Durkheim menekankan bahwa tugas intelektual yang concern terhadap
masyarakat adalah mempelajari apa yang disebut fakta-fakta sosial. Fakta social mencakup representasi mental yang
dimiliki bersama oleh individu-individu dan hubungan actual dalam pemersatuan individu-individu. Ia membayangkan fakta social sebagai kekuatan (force) dan struktur yang bersifat eksternal dan memaksa. (awik-awik desa, aturan adat, agama, hukum, dll). Contoh; individu dilahirkan
dalam masyarakat tertentu dan dibatasi untuk bertindak menurut representasi kolektif
(keluarga, masyarakat) yang berlaku dan di dalam hubungan sosial yang mapan.
Menurutnya semua tindakan individu “dibatasi” oleh factor sosial di luar dirinya. Istilah paling umum untuk “batas” ini adalah solidaritas sosial. Ada dua bentuk solidaritas. Pertama,
solidaritas mekanik. Kedua, Solidaritas organik.

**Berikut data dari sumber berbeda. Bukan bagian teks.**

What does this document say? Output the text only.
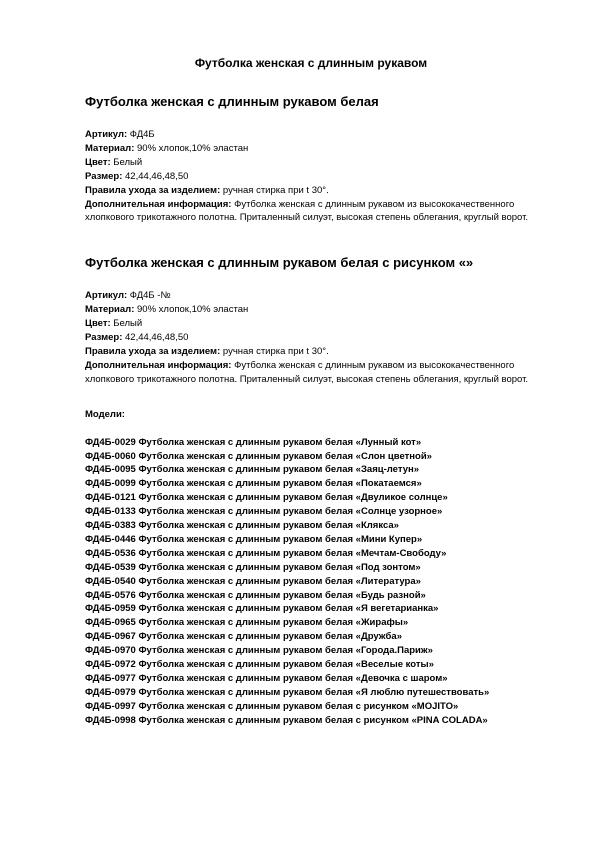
Футболка женская с длинным рукавом
Футболка женская с длинным рукавом белая
Артикул: ФД4Б
Материал: 90% хлопок,10% эластан
Цвет: Белый
Размер: 42,44,46,48,50
Правила ухода за изделием: ручная стирка при t 30°.
Дополнительная информация: Футболка женская с длинным рукавом из высококачественного хлопкового трикотажного полотна. Приталенный силуэт, высокая степень облегания, круглый ворот.
Футболка женская с длинным рукавом белая с рисунком «»
Артикул: ФД4Б -№
Материал: 90% хлопок,10% эластан
Цвет: Белый
Размер: 42,44,46,48,50
Правила ухода за изделием: ручная стирка при t 30°.
Дополнительная информация: Футболка женская с длинным рукавом из высококачественного хлопкового трикотажного полотна. Приталенный силуэт, высокая степень облегания, круглый ворот.
Модели:
ФД4Б-0029 Футболка женская с длинным рукавом белая «Лунный кот»
ФД4Б-0060 Футболка женская с длинным рукавом белая «Слон цветной»
ФД4Б-0095 Футболка женская с длинным рукавом белая «Заяц-летун»
ФД4Б-0099 Футболка женская с длинным рукавом белая «Покатаемся»
ФД4Б-0121 Футболка женская с длинным рукавом белая «Двуликое солнце»
ФД4Б-0133 Футболка женская с длинным рукавом белая «Солнце узорное»
ФД4Б-0383 Футболка женская с длинным рукавом белая «Клякса»
ФД4Б-0446 Футболка женская с длинным рукавом белая «Мини Купер»
ФД4Б-0536 Футболка женская с длинным рукавом белая «Мечтам-Свободу»
ФД4Б-0539 Футболка женская с длинным рукавом белая «Под зонтом»
ФД4Б-0540 Футболка женская с длинным рукавом белая «Литература»
ФД4Б-0576 Футболка женская с длинным рукавом белая «Будь разной»
ФД4Б-0959 Футболка женская с длинным рукавом белая «Я вегетарианка»
ФД4Б-0965 Футболка женская с длинным рукавом белая «Жирафы»
ФД4Б-0967 Футболка женская с длинным рукавом белая «Дружба»
ФД4Б-0970 Футболка женская с длинным рукавом белая «Города.Париж»
ФД4Б-0972 Футболка женская с длинным рукавом белая «Веселые коты»
ФД4Б-0977 Футболка женская с длинным рукавом белая «Девочка с шаром»
ФД4Б-0979 Футболка женская с длинным рукавом белая «Я люблю путешествовать»
ФД4Б-0997 Футболка женская с длинным рукавом белая с рисунком «MOJITO»
ФД4Б-0998 Футболка женская с длинным рукавом белая с рисунком «PINA COLADA»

Karakter mahasiswa lobar masuk ke mekanik atau organik di bawah akan di bedah dengan seksama.
Solidaritas mekanik dicirikan, masyarakat kesukuan “elementer”,
yang diorganisasikan di seputar kesamaan,
primitive dan homogenitas, sedangkan solidaritas organic dicirikan, masyarakat dengan pembagian kerja yang luas dan yang memiliki pola saling ketergantungan.
Penjelasan.
Pertumbuhan populasi di masyarakat
(Lombok Barat) primitive meningkatkan perbedaan sosial, mengurangi kemungkinan solidaritas mekanis dengan melemahnya adat istiadat dan budaya tradisional yang telah menyatukan mereka. Perluasan pembagian kerja cenderung disertai oleh peningkatan egoism dan anomi, meski Dukheim melihat ini adalah sebuah fenomena tradisional.

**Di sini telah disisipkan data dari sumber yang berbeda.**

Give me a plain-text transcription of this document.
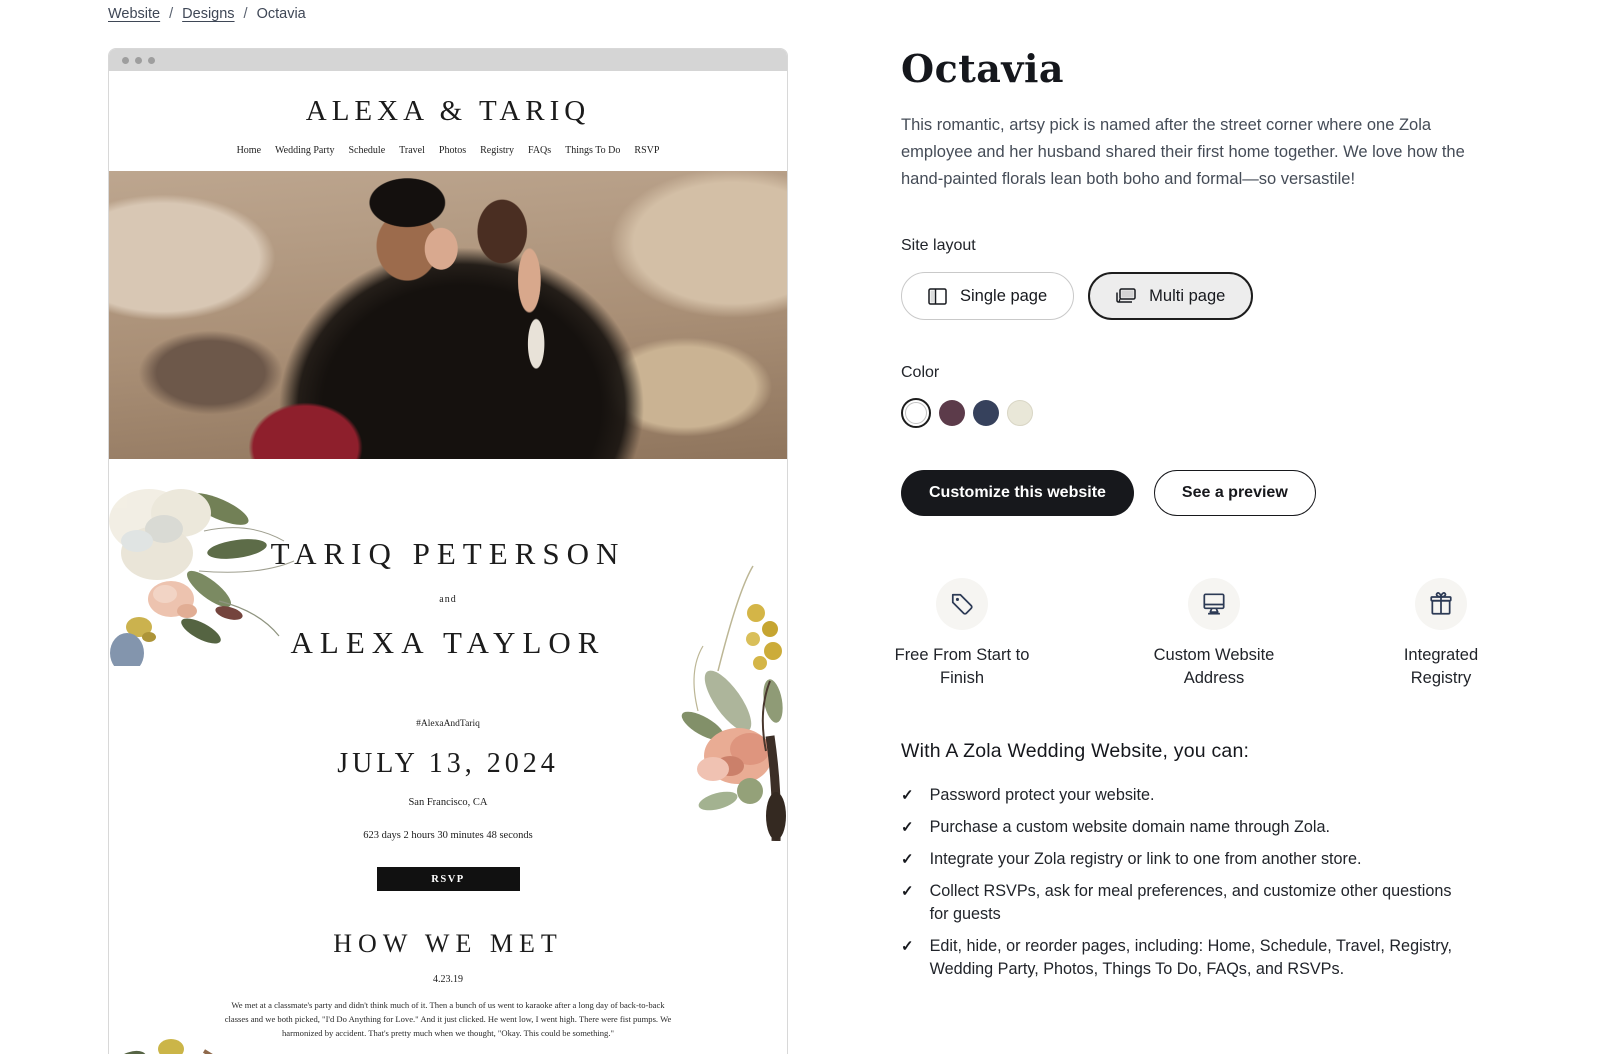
Website / Designs / Octavia
ALEXA & TARIQ
Home Wedding Party Schedule Travel Photos Registry FAQs Things To Do RSVP
TARIQ PETERSON
and
ALEXA TAYLOR
#AlexaAndTariq
JULY 13, 2024
San Francisco, CA
623 days 2 hours 30 minutes 48 seconds
RSVP
HOW WE MET
4.23.19
We met at a classmate's party and didn't think much of it. Then a bunch of us went to karaoke after a long day of back-to-back classes and we both picked, "I'd Do Anything for Love." And it just clicked. He went low, I went high. There were fist pumps. We harmonized by accident. That's pretty much when we thought, "Okay. This could be something."
Octavia

This romantic, artsy pick is named after the street corner where one Zola employee and her husband shared their first home together. We love how the hand-painted florals lean both boho and formal—so versastile!

Site layout
Single page	Multi page
Color
Customize this website	See a preview
Free From Start to Finish
Custom Website Address
Integrated Registry
With A Zola Wedding Website, you can:
✓ Password protect your website.
✓ Purchase a custom website domain name through Zola.
✓ Integrate your Zola registry or link to one from another store.
✓ Collect RSVPs, ask for meal preferences, and customize other questions for guests
✓ Edit, hide, or reorder pages, including: Home, Schedule, Travel, Registry, Wedding Party, Photos, Things To Do, FAQs, and RSVPs.
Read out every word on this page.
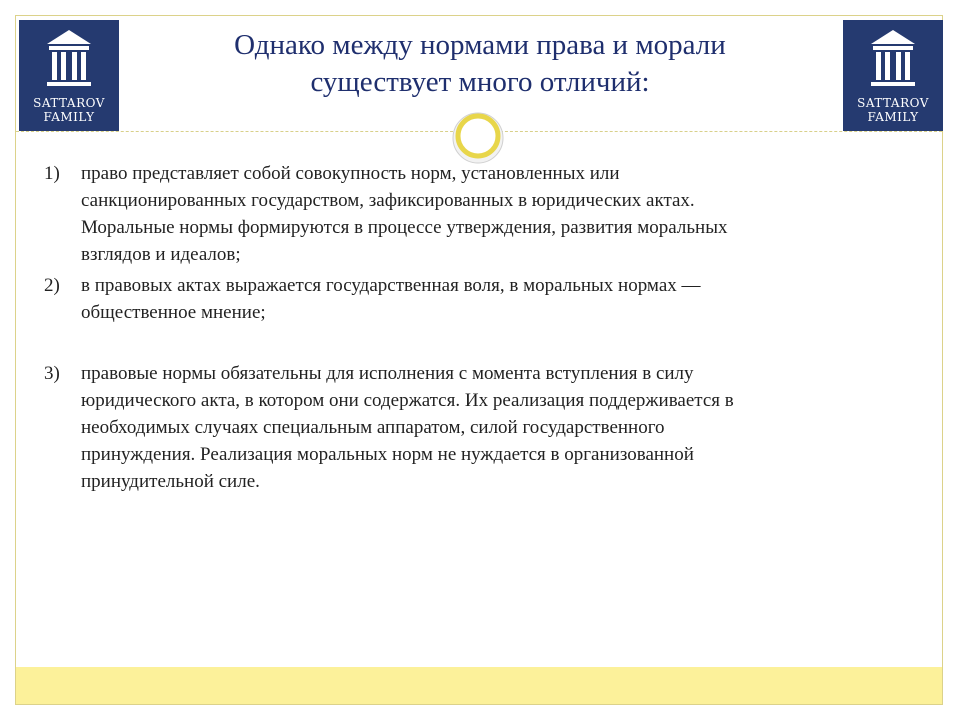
SATTAROV
FAMILY
SATTAROV
FAMILY
Однако между нормами права и морали
существует много отличий:
1) право представляет собой совокупность норм, установленных или
санкционированных государством, зафиксированных в юридических актах.
Моральные нормы формируются в процессе утверждения, развития моральных
взглядов и идеалов;
2) в правовых актах выражается государственная воля, в моральных нормах —
общественное мнение;
3) правовые нормы обязательны для исполнения с момента вступления в силу
юридического акта, в котором они содержатся. Их реализация поддерживается в
необходимых случаях специальным аппаратом, силой государственного
принуждения. Реализация моральных норм не нуждается в организованной
принудительной силе.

Perbedaan sosial di seputar fungsi khusus menghasilkan saling ketergantungan yang terus meningkat dari individu dan ini menjadi dasar dari sebuah bentuk solidaritas social yang baru
(solidaritas organik). Solidaritas organik ini dapat dicapai ketika sebuah pembagian kerja yang kompleks dan tingkat individualism yang
tinggi digabung dengan sebuah aturan moral mengenai hubungan kontraktual.
Kesimpulan
Hal yang
ditakutkan dari globalisasi adalah tergerusnya agama dan budaya lokal, lalu bagaimana komentar anda tentang Lombok Barat?
Rupanya Mahasiswa
Lombok Barat sudah masuk ketahap solidaritas organik dengan pembagian jurusan dengan profesionalitas masing-masing. Namun masih sebatas fisik, dalam alam pikiran dan tindakan mereka masih bersemayam agama dan budaya Sasak dengan solidaritas mekanik-nya.[2]
[1]Mahasiswa Pascasarjana UIN Sunan Kalijaga
Yogyakarta, Jurusan Studi Politik dan Pemerintahan dalam Islam. dan saat ini menjabat sebagai Kepala Bidang "Pengembangan dan Research" Berugaq Institute Lombok.